Milliarden. Den Kosovo in einen Rechtsstaat, eine stabile parlamentarische Demokratie und eine funktionierende Marktwirtschaft zu verwandeln erfordert nicht nur viel Kreativität, sondern auch sehr, sehr viel Geld. Über 30 Milliarden Euro hat die internationale Gemeinschaft seit Kriegsende 1999 für den Aufbau des kleinen Kosovo ausgegeben. Die EU will ihr kostspieliges Engagement fortsetzen, bis der Kosovo beitrittsreif ist. Da ist es ein kleines Trostpflaster für die Sponsorenländer, wenn sie wenigstens ihre Flüchtlinge aus dem Kosovo zurückschicken dürfen. Deutschland hat bereits ein „Rückübernahme-Abkommen“ mit dem Kosovo abgeschlossen, Österreich verhandelt nach einem ORF-Bericht aus dem vergangenen August darüber. Dies wird gern damit begründet, dass die Kosovaren mithelfen sollen, ihr Land aufzubauen. Doch die Realität sieht anders aus. EU-Repräsentant Pieter Feith erklärt ­gegenüber profil, dass es „Rückkehrer schwer haben werden, Arbeit zu finden“, und dass zusätzliche Arbeitslose „die ökonomischen Herausforderungen weiter belasten“ werden.

Einfach ausgedrückt: Für Menschen wie Alfred, Alban und Arigona Zogaj gibt es im Kosovo nichts zu tun, eine rasche Besserung der Lage ist nicht zu erwarten. Sie haben keine Chance, zum Aufbau des Kosovo beizutragen, sie bilden vielmehr eine verlorene Generation. Denn wenn der Aufschwung irgendwann einsetzt, wird Alfred und Alban die Berufsausbildung fehlen, die sie nie bekommen konnten. Viele entschließen sich deshalb immer noch, ihr Glück als illegale Einwanderer zu versuchen. Im Oktober ertranken zwölf Kosovaren beim Versuch, die serbisch-ungarische Grenze über einen Nebenarm des Flusses Theiß zu überqueren.
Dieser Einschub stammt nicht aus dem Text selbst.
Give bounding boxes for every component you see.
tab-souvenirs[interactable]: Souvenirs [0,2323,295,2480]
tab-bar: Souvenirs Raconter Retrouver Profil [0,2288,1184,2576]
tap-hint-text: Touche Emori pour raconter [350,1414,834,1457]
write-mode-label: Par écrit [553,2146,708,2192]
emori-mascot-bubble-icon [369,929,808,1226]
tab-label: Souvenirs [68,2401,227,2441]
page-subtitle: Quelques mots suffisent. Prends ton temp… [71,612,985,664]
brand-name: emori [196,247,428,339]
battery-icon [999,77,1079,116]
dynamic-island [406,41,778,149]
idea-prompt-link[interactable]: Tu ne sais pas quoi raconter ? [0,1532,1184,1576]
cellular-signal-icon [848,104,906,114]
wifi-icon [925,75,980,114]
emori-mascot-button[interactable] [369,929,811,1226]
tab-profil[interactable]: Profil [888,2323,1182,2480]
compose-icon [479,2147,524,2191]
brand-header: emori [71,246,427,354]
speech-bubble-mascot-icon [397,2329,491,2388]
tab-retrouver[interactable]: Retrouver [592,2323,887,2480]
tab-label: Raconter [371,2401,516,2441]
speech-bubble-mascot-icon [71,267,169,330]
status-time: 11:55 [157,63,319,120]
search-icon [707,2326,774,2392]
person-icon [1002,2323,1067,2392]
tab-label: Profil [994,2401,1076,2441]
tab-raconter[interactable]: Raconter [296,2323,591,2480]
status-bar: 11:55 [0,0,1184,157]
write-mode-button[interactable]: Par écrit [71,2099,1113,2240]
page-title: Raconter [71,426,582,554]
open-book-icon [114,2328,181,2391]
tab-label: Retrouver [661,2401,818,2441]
Alfred und Alban waren zuletzt vergangenen September illegal nach Österreich gekommen, wurden in Haft genommen und „freiwillig“ in den Kosovo zurückgeschickt, noch ehe ihre Mutter sie besuchen konnte. Jetzt sei es zu kalt und deshalb zu gefährlich für die beiden, sagt ihr Freund Dylber. Schließlich müsse man unterwegs im Wald übernachten. Als er vergangenen Donnerstag erfährt, dass seine Schwester Arigona und seine Mutter Nurie einen negativen Asylbescheid bekommen würden, weiß Alfred Zogaj am Telefon nicht recht, was er sagen soll. „Wo sollen sie hin?“, fragt er schließlich.